L’américaine Stephanie Williams, actuellement conseillère onusienne en Libye, se trouve au cœur de ce conflit diplomatique entre Moscou et Washington, qui bien que ses racines remontent à de longs mois, il n’en demeure pas moins que la guerre russo-ukrainienne a contribué à rendre cette tension plus complexe encore.
La Russie demande un émissaire exclusivement de nationalité africaine
En effet, la Russie s’oppose à la poursuite du mandat de Williams à la tête de la Mission onusienne, quand bien même au poste de conseillère du Secrétaire général des Nations unies, Antonio Guterres, et insiste en contrepartie pour nommer un nouvel émissaire qui sera exclusivement de nationalité africaine, allant ainsi dans le même sens que les demandes de l’Union africaine en la matière. La Russie bénéficie du soutien de la Chine qui dispose, également, d’un siège permanent au sein du Conseil de sécurité de l’ONU.
Dans le camp opposé, les Etats-Unis ont entravé, à maintes reprises, la désignation de candidats africains à la tête de la Mission onusienne en Libye, simultanément avec son entreprise pour prolonger le mandat de la Mission pour une durée d’une année et pour le maintien de Williams à sa tête en tant que conseillère de Guterres, du moins compte tenu du rejet de Moscou de l’accepter en tant qu’envoyée onusienne.
Depuis le mois de septembre 2021, le Conseil de sécurité de l’ONU n’a pas prolongé le mandat de la Mission onusienne pour la Libye plus de 4 mois, d’autant plus que l’ancien émissaire, Ian Kubic, avait présenté sa démission de la tête de la Mission au mois de novembre de la même année.
Le mandat de la Mission onusienne a été prolongé, au mois de septembre dernier, pour une durée de quatre mois, qui ont été prorogés au mois de janvier pour une durée de trois autres mois, qui ont pris fin à la date du 30 avril écoulé.

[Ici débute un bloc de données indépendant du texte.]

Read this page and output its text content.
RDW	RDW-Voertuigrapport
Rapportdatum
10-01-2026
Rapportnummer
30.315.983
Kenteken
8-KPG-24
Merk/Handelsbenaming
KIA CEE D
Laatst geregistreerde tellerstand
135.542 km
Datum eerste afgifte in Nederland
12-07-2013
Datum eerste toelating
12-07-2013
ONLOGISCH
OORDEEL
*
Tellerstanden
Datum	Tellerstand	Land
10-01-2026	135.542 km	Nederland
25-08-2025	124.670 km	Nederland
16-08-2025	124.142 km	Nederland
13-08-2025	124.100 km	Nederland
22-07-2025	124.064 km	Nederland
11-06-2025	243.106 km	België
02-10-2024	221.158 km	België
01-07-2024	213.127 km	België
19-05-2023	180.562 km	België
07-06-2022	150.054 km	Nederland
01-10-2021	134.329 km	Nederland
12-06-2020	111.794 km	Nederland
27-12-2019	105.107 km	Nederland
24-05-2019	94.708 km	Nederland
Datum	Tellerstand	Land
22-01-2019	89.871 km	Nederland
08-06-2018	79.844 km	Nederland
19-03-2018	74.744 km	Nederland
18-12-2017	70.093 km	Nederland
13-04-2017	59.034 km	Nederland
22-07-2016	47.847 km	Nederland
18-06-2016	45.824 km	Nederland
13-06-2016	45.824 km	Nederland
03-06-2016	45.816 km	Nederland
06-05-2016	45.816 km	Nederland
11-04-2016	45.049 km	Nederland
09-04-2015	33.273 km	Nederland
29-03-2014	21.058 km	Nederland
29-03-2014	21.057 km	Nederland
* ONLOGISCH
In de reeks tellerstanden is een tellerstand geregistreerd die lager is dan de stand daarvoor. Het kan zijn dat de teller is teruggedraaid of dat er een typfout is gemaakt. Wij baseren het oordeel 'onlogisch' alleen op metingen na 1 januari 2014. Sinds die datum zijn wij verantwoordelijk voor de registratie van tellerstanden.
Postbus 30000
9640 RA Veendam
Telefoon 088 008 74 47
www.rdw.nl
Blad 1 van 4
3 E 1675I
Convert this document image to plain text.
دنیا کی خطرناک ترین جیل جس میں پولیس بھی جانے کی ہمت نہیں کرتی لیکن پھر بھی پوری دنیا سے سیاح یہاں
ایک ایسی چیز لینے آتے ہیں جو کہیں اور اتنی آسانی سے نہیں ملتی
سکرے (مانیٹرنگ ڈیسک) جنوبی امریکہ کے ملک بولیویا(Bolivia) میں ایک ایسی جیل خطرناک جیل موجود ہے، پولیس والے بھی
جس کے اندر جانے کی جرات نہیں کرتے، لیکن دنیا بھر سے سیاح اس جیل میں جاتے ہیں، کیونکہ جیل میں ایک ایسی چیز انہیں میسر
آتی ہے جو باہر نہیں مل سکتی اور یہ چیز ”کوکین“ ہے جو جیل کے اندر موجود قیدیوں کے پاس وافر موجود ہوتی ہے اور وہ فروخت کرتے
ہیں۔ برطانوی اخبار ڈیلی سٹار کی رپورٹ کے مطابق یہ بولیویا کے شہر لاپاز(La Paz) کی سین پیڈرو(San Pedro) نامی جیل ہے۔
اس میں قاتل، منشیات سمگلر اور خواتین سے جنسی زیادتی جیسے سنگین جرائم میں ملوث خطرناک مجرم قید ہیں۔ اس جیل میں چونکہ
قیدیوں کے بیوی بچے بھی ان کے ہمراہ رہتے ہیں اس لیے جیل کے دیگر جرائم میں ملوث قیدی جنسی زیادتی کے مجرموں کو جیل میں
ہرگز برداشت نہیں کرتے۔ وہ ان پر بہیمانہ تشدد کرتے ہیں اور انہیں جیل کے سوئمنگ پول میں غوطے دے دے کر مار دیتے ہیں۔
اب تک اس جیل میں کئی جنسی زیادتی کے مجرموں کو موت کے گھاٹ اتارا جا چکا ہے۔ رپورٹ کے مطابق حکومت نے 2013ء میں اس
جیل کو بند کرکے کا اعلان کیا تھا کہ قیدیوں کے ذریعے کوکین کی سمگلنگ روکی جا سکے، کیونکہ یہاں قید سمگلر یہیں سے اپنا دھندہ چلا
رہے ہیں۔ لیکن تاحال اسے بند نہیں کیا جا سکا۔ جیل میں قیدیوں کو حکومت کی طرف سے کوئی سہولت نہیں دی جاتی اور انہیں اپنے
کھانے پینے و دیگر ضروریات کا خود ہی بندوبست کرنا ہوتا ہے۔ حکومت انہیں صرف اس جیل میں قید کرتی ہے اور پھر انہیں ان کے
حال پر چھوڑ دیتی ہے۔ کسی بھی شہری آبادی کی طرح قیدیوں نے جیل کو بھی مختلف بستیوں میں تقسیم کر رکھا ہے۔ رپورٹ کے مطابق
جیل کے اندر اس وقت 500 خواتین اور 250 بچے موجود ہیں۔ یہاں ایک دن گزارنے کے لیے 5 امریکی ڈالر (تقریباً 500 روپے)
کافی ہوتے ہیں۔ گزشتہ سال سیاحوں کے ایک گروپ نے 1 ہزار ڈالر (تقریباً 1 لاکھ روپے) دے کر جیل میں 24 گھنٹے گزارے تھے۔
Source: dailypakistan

Le mandat a encore été prolongé pour trois autres mois, d’ici la fin du 31 juillet prochain.
Le prolongement du mandat de la Mission, pour une durée de 90 jours seulement, affaiblit le rôle de Stephanie Williams et des Nations unies pour gérer le processus politique en Libye.
Cette situation donne l’impression aux protagonistes libyens que Stéphanie Williams ne bénéficie pas du soutien international suffisant et nécessaire, ce qui serait de nature à entraver sa mission pour parrainer le dialogue entre la Chambre des députés de Tobrouk et le Haut Conseil d’Etat (législatif – consultatif), ce qui l’exposera au chantage pour prendre des positions partisanes en faveur d’un camp au détriment d’un autre.
C’est ce à quoi le représentant-adjoint des Etats-Unis aux Nations unies, Jeffrey DeLaurentis avait fait allusion en lançant que la « décision dans sa formule actuelle n’assure pas le soutien requis (à la Mission onusienne) de même qu’il adresse un message négatif au peuple libyen ».
Le délégué russe à l’ONU, Vassili Nebenzia, lui a rétorqué en exprimant ses « regrets quant à l’orientation de certains membres de ce Conseil, qui semblent peu enclins à accepter le scénario de voir la Mission des Nations unies en Libye dirigée par une personnalité issue du continent africain et cela est infructueux ».
A la recherche d’un appui européen
L’insistance russe à rejeter le maintien de Stéphanie Williams à la tête de la Mission onusienne a poussé cette dernière à chercher un appui parmi les alliés européens de Washington pour renforcer son rôle dans la direction du Dialogue qu’elle parraine au Caire entre la chambre des représentants et le Conseil d’Etats libyens.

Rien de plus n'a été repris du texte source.